Machine learning -powered software weighs clinical and genetic information to identify the variants most relevant to each person’s case.  Moon™ allows us to scale without sacrificing quality. It rapidly analyzes tens of thousands of variants, prioritizes those most likely to be relevant, and surfaces connections that would be extremely difficult to identify manually. Apollo™ complements this by continuously linking genetic variants to evolving phenotype knowledge. 

But AI doesn’t replace scientific judgment. Our models are trained on high-quality data and undergo expert review. Board-certified genetic counselors and scientists remain central to the process, ensuring that interpretations are clinically sound, transparent, and actionable. 

Q5: Rare Disease Month often focuses on awareness. Where should the conversation go next? 

Dr. Bob Daber: 

Awareness is essential, but real progress happens through access. That includes access to testing, interpretation, and downstream care.  Genetic testing access programs, both pharma-led and those offered by Invitae, help to remove financial barriers, enabling eligible patients to receive testing that might otherwise be out of reach. 

Equally important is ensuring that results contribute to shared scientific resources.
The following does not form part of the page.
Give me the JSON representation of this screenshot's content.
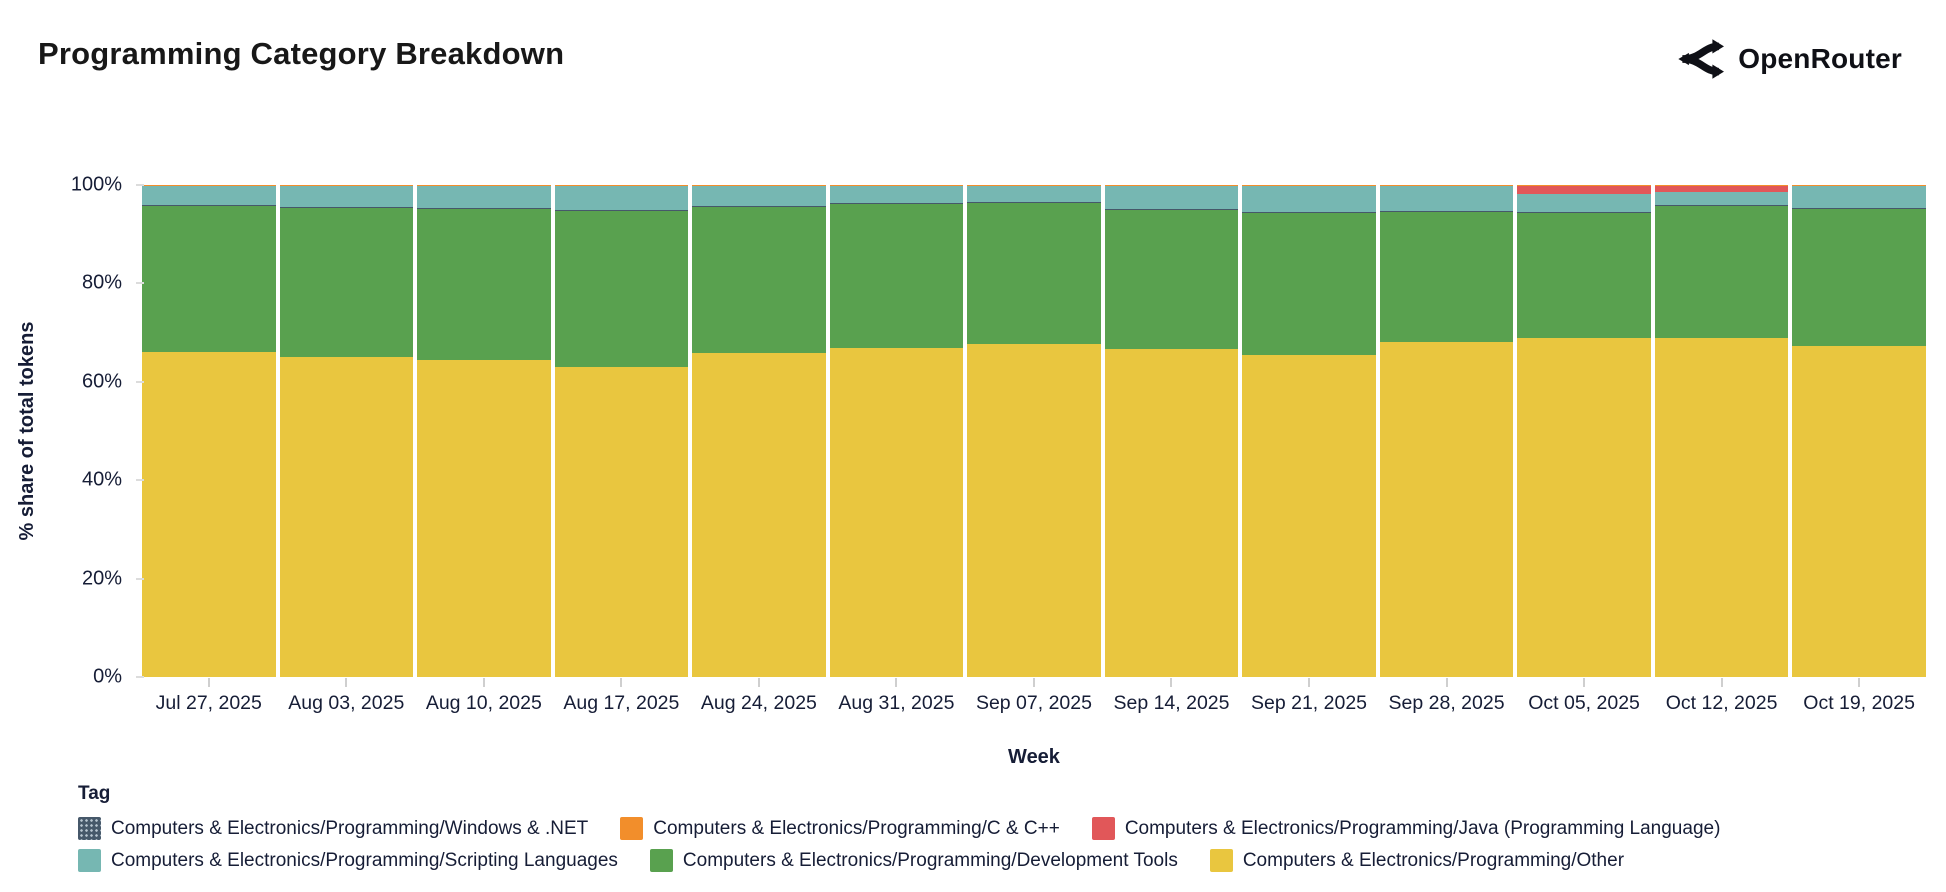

By submitting interpretations to public databases such as ClinVar, we’re not only helping individual patients, but we’re also advancing collective knowledge and reducing uncertainty across the field. 

Q6: How does rare disease diagnostics connect to drug development and clinical research? 

Dr. Bob Daber: 

There are many symbioses across the healthcare system that advance drug discovery. What differentiates our contribution is not just the size of the dataset but the depth and quality of the interpretation behind it. Because our data is built on rigorously curated variant classifications and longitudinal clinical insights, it can be used with confidence to support therapeutic discovery, refine trial eligibility criteria, and identify patient populations with greater precision.  

In rare disease, where each data point carries outsized importance, this level of interpretation accelerates discovery and brings therapies closer to the patients who need them most. 

Q7: Looking ahead, what gives you optimism about the future of rare disease diagnosis? 

Dr. Bob Daber: 

We’re moving toward a future in which earlier, more precise genetic insights are part of routine care—especially in settings like the NICU, where rapid diagnosis can dramatically change outcomes. As datasets grow and interpretation frameworks evolve, fewer variants will remain unresolved. 

Every variant we resolve represents progress for patients and families who have waited years for answers, and that progress can be life-changing.